Informação ajudará no desenvolvimento de políticas públicas, no fortalecimento do afroturismo e na redução de desigualdades; iniciativa será detalhada em webinar no dia 30 de junho
Ministério Do Turismo - 19/06/2026 11:21:23 | Foto: Rizemberg Felipe/MTur
O Ministério do Turismo deu um passo estratégico na modernização do setor ao tornar obrigatório o preenchimento dos campos de raça, etnia e gênero no perfil dos profissionais e empresas registrados no Cadastur, sistema oficial que garante acesso a programas, incentivos e políticas públicas. Para detalhar a medida, o ministério promoverá, no dia 30 de junho, um webinar para orientar afroempreendedores sobre a formalização e novas oportunidades.
Mais do que uma simples atualização cadastral, essa mudança foi pensada para dar visibilidade à rica pluralidade de pessoas que movimentam o setor de viagens e hospitalidade no Brasil. A partir desse novo banco de dados, será possível identificar os principais desafios para fazer o setor crescer, orientando o desenvolvimento de projetos, ações de capacitação e iniciativas voltadas à redução das desigualdades no mercado de trabalho turístico.

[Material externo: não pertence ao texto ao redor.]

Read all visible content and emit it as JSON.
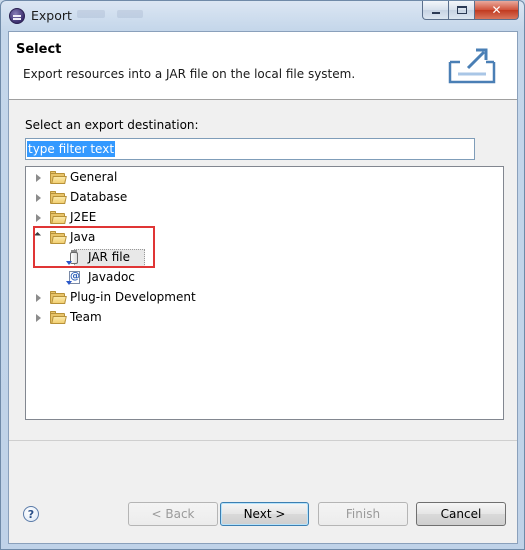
{
  "window": {
    "title": "Export"
  },
  "header": {
    "title": "Select",
    "description": "Export resources into a JAR file on the local file system."
  },
  "destination_label": "Select an export destination:",
  "filter": {
    "value": "type filter text"
  },
  "tree": {
    "items": [
      {
        "label": "General",
        "expanded": false
      },
      {
        "label": "Database",
        "expanded": false
      },
      {
        "label": "J2EE",
        "expanded": false
      },
      {
        "label": "Java",
        "expanded": true
      },
      {
        "label": "JAR file",
        "selected": true
      },
      {
        "label": "Javadoc"
      },
      {
        "label": "Plug-in Development",
        "expanded": false
      },
      {
        "label": "Team",
        "expanded": false
      }
    ]
  },
  "buttons": {
    "help": "?",
    "back": "< Back",
    "next": "Next >",
    "finish": "Finish",
    "cancel": "Cancel"
  },
  "colors": {
    "highlight_box": "#e03535",
    "selection": "#3399ff"
  }
}
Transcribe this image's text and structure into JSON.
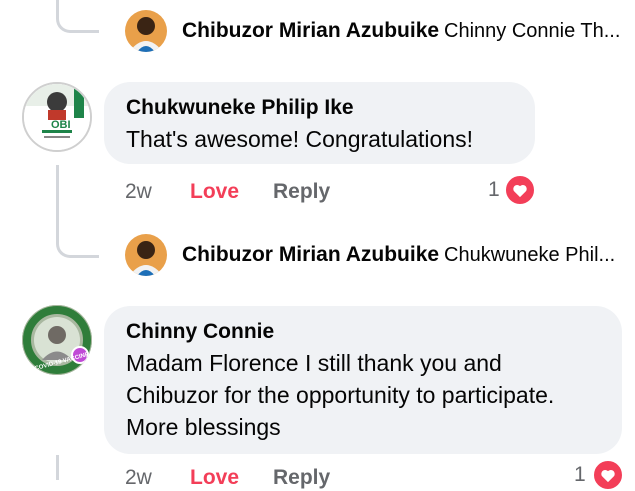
{
  "reply_preview_1": {
    "author": "Chibuzor Mirian Azubuike",
    "snippet": "Chinny Connie Th..."
  },
  "comment_1": {
    "author": "Chukwuneke Philip Ike",
    "text": "That's awesome! Congratulations!",
    "time": "2w",
    "love_label": "Love",
    "reply_label": "Reply",
    "reaction_count": "1",
    "reaction_icon": "heart-icon",
    "avatar_badge_text": "OBI"
  },
  "reply_preview_2": {
    "author": "Chibuzor Mirian Azubuike",
    "snippet": "Chukwuneke Phil..."
  },
  "comment_2": {
    "author": "Chinny Connie",
    "text": "Madam Florence I still thank you and Chibuzor for the opportunity to participate. More blessings",
    "time": "2w",
    "love_label": "Love",
    "reply_label": "Reply",
    "reaction_count": "1",
    "reaction_icon": "heart-icon",
    "avatar_frame_text": "COVID-19 VACCINE"
  },
  "colors": {
    "love": "#f33e58",
    "meta": "#65676b",
    "bubble": "#f0f2f5",
    "thread_line": "#d3d6db"
  }
}
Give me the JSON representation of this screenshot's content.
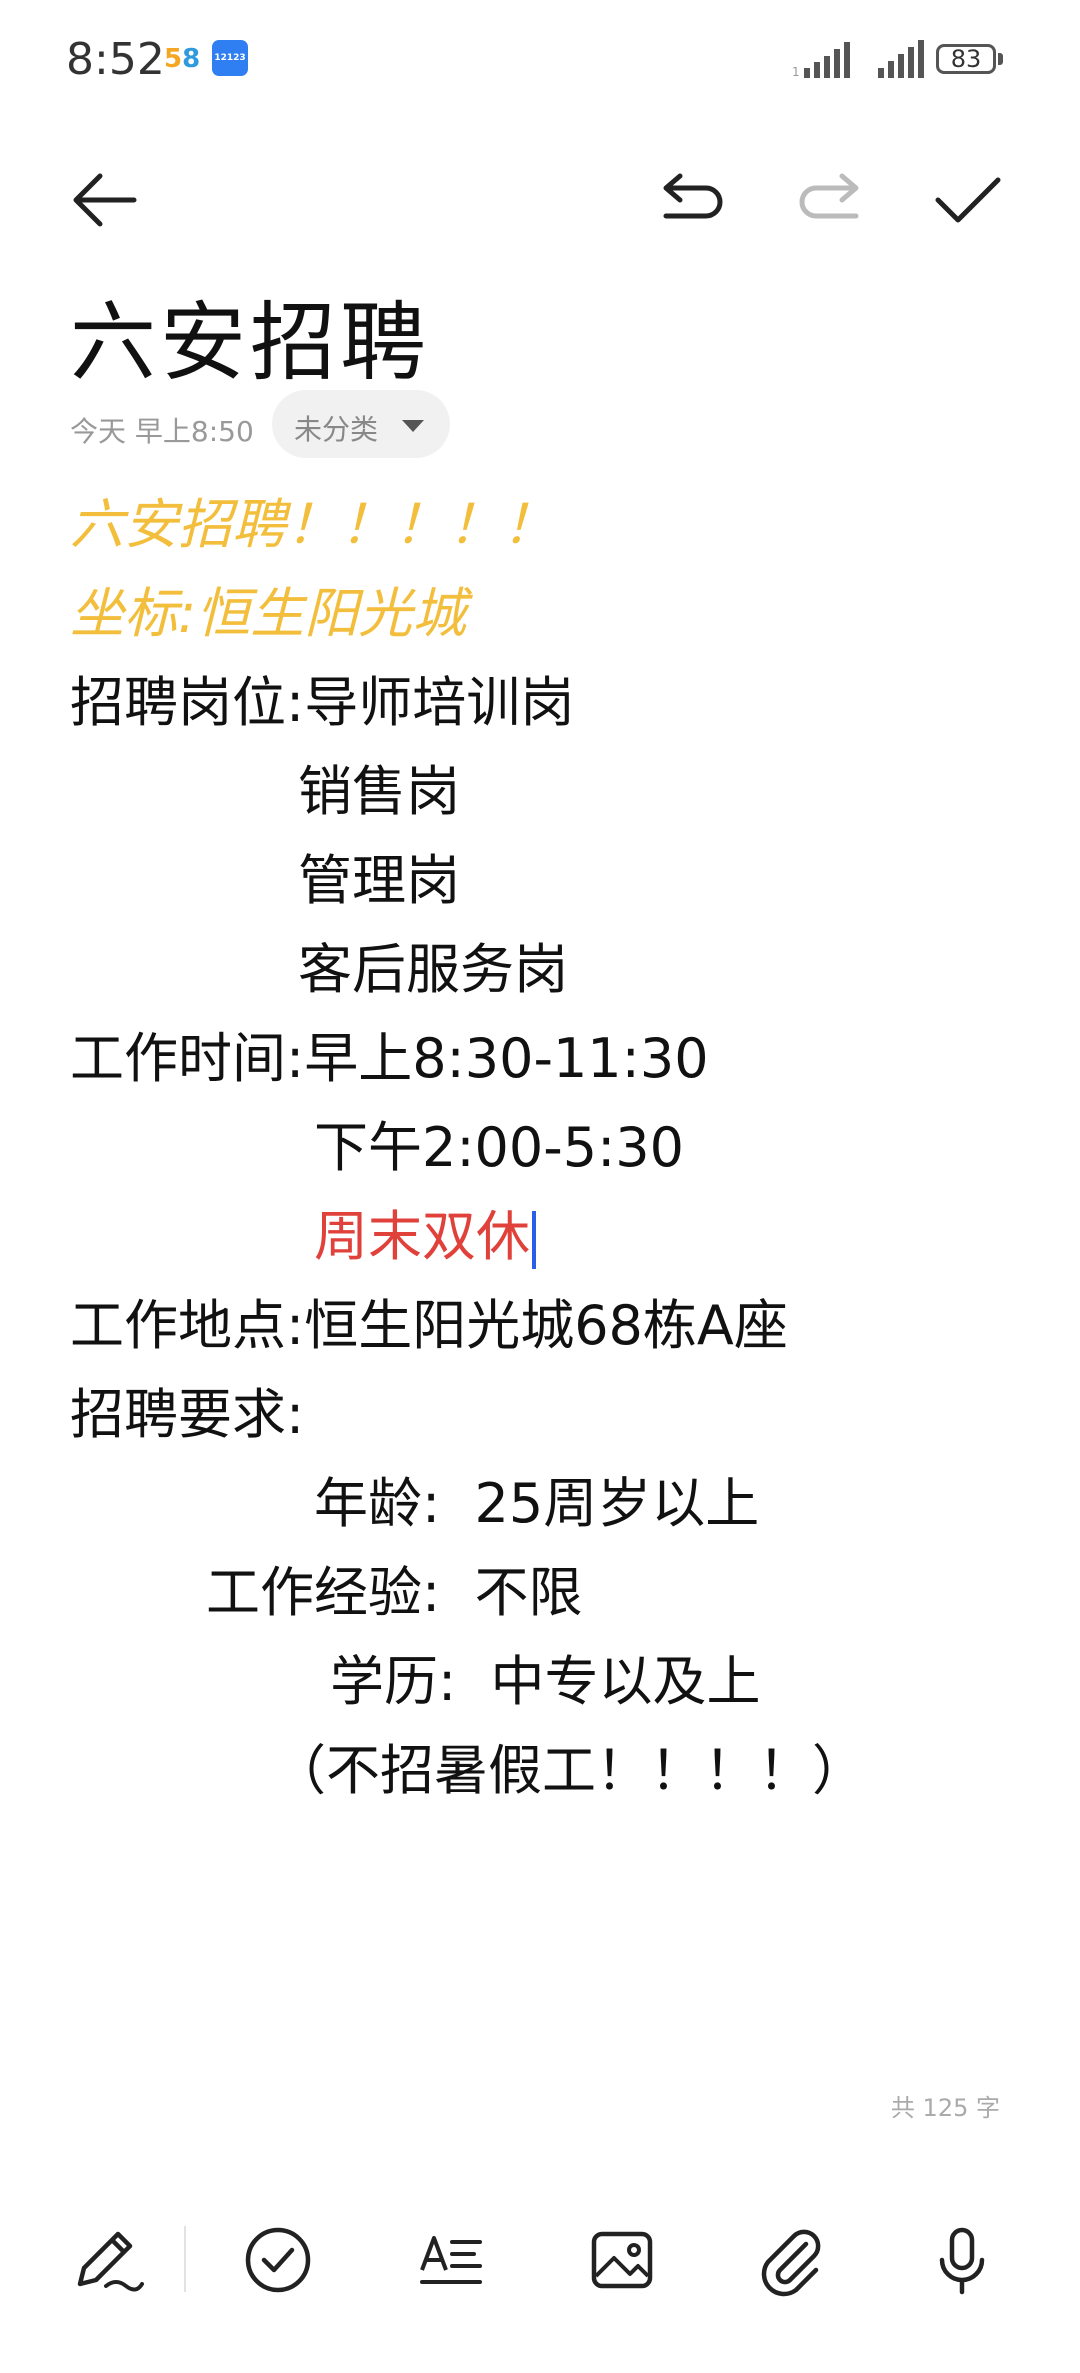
{
  "status_bar": {
    "time": "8:52",
    "app_58": "58",
    "app_12123": "12123",
    "battery": "83"
  },
  "toolbar": {
    "back_icon": "arrow-left",
    "undo_icon": "undo",
    "redo_icon": "redo",
    "done_icon": "checkmark"
  },
  "note": {
    "title": "六安招聘",
    "date": "今天 早上8:50",
    "category": "未分类",
    "lines": [
      "六安招聘！！！！！",
      "坐标:恒生阳光城",
      "招聘岗位:导师培训岗",
      "销售岗",
      "管理岗",
      "客后服务岗",
      "工作时间:早上8:30-11:30",
      "下午2:00-5:30",
      "周末双休",
      "工作地点:恒生阳光城68栋A座",
      "招聘要求:",
      "年龄:  25周岁以上",
      "工作经验:  不限",
      "学历:  中专以及上",
      "（不招暑假工！！！！）"
    ],
    "word_count": "共 125 字"
  },
  "bottom_toolbar": {
    "icons": [
      "pen-icon",
      "checklist-icon",
      "text-format-icon",
      "image-icon",
      "attachment-icon",
      "microphone-icon"
    ]
  },
  "colors": {
    "highlight_yellow": "#f2be3c",
    "highlight_red": "#e0413a",
    "cursor_blue": "#2b5ee8"
  }
}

O ministro do Turismo, Gustavo Feliciano, disse que, ao tornar obrigatório o registro de raça, etnia e gênero no Cadastur, o Governo do Brasil dá um passo histórico rumo a um turismo mais justo, diverso e inclusivo. “Esse mapeamento vai orientar nossas políticas públicas, reduzir desigualdades e capacitar quem realmente faz o setor pulsar. Além disso, ao formalizar e valorizar o turismo de base comunitária e afrocentrada, elevamos a competitividade do Brasil no cenário internacional. Estamos transformando a rica pluralidade da nossa gente em motor de desenvolvimento, emprego e renda para todo o país”, afirmou.
A formalização por meio do Cadastur é um importante instrumento para ampliar oportunidades e fortalecer a atuação dos profissionais e empreendimentos do turismo. Com o registro, guias de turismo, agências de viagens, meios de hospedagem e organizadores de eventos passam a ter acesso a políticas públicas voltadas ao setor, incluindo linhas de crédito e programas de qualificação profissional.
Microempreendedores e empresários turísticos cadastrados no Cadastur podem, por exemplo, acessar recursos do Fundo Geral de Turismo (Fungetur), que disponibiliza, só em 2026, mais de R$ 1 bilhão para financiamentos com condições facilitadas.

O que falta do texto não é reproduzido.